Der Tatort muss gerade weil es soviele unterschiedliche Ansichten von einem guten Krimi gibt weiterhin bestehen bleiben (mit Til Schweiger!). Nicht jeder mag jeden Tatort und es wäre schrecklich wenn das Öffentlich-Rechtliche nur noch Einheitsbrei erzeugt, denn dafür haben wir die Privaten und dazu zählt auch Cobra 11. Ich will einen etwas actionlastigeren Tatort, weil ich als Teil des Publikums das mag und es das auch geben sollte. Ich will einen Münster Tatort weil ich den Humor mag. Ich brauche keinen schweizer Tatort, aber warum nicht, mancher mag es vielleicht.
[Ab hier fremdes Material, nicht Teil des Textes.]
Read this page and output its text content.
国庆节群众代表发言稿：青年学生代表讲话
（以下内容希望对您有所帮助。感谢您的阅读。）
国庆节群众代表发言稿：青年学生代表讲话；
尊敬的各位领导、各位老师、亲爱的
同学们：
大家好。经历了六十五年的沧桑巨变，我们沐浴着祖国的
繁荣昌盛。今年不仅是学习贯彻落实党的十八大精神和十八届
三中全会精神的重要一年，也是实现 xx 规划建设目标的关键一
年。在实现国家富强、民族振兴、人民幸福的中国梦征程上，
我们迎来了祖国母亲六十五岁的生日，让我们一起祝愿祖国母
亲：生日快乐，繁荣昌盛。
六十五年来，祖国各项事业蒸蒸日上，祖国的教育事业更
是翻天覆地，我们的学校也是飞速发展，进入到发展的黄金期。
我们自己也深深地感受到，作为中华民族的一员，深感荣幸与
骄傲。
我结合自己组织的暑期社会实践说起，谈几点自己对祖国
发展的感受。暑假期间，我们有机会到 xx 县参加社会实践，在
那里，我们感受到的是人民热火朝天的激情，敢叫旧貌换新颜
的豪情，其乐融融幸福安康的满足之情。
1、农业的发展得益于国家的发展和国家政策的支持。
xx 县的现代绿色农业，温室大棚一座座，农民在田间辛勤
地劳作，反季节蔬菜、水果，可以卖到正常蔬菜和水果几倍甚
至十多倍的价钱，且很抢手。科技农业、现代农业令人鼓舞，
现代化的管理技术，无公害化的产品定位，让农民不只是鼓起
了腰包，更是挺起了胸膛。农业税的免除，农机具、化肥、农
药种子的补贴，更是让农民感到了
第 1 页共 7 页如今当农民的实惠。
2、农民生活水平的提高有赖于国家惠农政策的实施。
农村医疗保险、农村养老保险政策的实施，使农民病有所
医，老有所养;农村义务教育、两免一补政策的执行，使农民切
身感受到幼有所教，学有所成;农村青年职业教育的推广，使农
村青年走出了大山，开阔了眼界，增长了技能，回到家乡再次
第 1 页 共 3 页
Es ist kein Tatort wie jeder andere und genau deswegen guter Tatort. Ich würde ihn nciht jede Woche sehen wollen, aber er ist eine echte Abwechslung und dadurch eine echte Bereicherung der Tatort- und Fernsehlandschaft. Jetzt muss nur noch das Intro mal etwas neuer werden (nicht die Musik), es wirkt einfach schlecht in HD.
Vielleich sollte das “T” in Tatort für Toleranz gegenüber Til oder anderen Geschmäckern gelten.